Russian scientists have registered the world’s first COVID-19 vaccine for animals, after tests revealed it was effective in several species including pets and livestock.
This will allow mass production of the vaccine to begin as early as this month, raising hopes that potential future mutations of the virus that could be even more harmful to humans may be prevented from spreading.
Tests carried out revealed that Carnivac-Cov, which entered clinical trials last October, generated antibodies against the virus in dogs, cats, foxes, mink and other animals.
The jab already has orders from fur farms in Russia and other businesses in Greece, Poland and Austria.
Companies in the US, Canada and Singapore are said to have also shown an interest in the drug.

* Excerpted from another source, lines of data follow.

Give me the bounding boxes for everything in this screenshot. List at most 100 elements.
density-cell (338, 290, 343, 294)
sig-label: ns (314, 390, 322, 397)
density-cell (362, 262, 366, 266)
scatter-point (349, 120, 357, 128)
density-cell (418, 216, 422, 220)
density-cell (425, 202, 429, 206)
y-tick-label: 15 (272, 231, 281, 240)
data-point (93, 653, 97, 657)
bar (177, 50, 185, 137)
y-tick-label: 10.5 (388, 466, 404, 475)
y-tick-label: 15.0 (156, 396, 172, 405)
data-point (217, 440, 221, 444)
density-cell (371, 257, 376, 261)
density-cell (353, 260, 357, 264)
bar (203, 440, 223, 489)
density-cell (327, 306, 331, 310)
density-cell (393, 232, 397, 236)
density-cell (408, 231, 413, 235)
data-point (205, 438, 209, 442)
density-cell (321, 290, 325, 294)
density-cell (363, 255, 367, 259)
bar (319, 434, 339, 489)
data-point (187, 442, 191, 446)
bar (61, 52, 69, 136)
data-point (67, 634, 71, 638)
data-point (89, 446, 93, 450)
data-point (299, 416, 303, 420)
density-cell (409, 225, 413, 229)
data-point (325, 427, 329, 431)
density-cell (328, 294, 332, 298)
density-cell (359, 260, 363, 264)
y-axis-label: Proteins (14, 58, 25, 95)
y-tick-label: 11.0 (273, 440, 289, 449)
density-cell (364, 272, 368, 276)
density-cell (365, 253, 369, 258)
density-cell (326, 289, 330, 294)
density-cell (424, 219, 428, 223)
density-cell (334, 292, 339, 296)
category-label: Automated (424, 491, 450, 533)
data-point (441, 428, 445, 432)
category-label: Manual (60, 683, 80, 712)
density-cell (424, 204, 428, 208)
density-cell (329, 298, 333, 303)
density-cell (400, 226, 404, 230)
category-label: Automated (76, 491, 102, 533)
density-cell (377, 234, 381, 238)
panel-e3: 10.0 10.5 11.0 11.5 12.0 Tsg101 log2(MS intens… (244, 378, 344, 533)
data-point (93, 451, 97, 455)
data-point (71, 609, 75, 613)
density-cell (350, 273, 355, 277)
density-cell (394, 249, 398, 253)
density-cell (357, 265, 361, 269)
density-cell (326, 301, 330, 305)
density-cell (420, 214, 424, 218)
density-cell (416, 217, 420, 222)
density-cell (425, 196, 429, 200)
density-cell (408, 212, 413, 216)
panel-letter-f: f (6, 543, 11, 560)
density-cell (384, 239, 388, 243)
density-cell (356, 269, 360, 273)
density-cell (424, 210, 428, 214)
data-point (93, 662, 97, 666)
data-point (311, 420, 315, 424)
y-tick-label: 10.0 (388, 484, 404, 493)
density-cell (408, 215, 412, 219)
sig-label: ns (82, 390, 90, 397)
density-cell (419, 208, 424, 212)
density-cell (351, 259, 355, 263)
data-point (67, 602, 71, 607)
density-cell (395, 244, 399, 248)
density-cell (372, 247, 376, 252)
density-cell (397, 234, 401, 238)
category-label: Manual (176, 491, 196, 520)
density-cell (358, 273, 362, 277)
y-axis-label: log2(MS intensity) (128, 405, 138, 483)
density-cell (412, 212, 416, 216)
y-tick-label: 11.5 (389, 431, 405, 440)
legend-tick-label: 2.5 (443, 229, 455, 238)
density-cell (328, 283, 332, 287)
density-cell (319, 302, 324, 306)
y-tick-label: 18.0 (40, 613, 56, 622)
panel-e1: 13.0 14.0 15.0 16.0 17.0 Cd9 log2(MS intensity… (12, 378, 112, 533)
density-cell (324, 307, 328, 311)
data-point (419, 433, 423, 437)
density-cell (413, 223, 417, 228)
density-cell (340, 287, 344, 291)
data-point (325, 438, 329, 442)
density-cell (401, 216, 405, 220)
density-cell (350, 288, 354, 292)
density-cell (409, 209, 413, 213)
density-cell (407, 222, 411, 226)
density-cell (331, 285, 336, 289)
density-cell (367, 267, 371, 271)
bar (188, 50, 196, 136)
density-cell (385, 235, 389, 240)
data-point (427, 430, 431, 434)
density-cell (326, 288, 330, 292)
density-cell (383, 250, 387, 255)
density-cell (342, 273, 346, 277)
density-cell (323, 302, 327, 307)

In a statement, Konstantin Savenkov, deputy head of regulator Rosselkhoznadzor – the Russian Federal Centre for Animal Health, said, “The results of the trials allow us to conclude that the vaccine is safe and highly immunogenic as all the vaccinated animals developed antibodies to coronavirus.
“The use of the vaccine, according to Russian researchers, can prevent the development of viral mutations, which most often occur during interspecies transmission of the agent.
“So far, it is the world’s first and only product for preventing Covid-19 in animals.”
The regulator said the drug would be able to protect vulnerable species and prevent viral mutations.
The country already has three Covid vaccines for humans, the best known of which is Sputnik V.
Two others, EpiVacCorona and CoviVac have also gotten emergency approval from Moscow.
The World Health Organisation, WHO, has expressed concern over the transmission of the virus between animals and humans.
Russia has so far only registered two cases of coronavirus among animals, both in cats.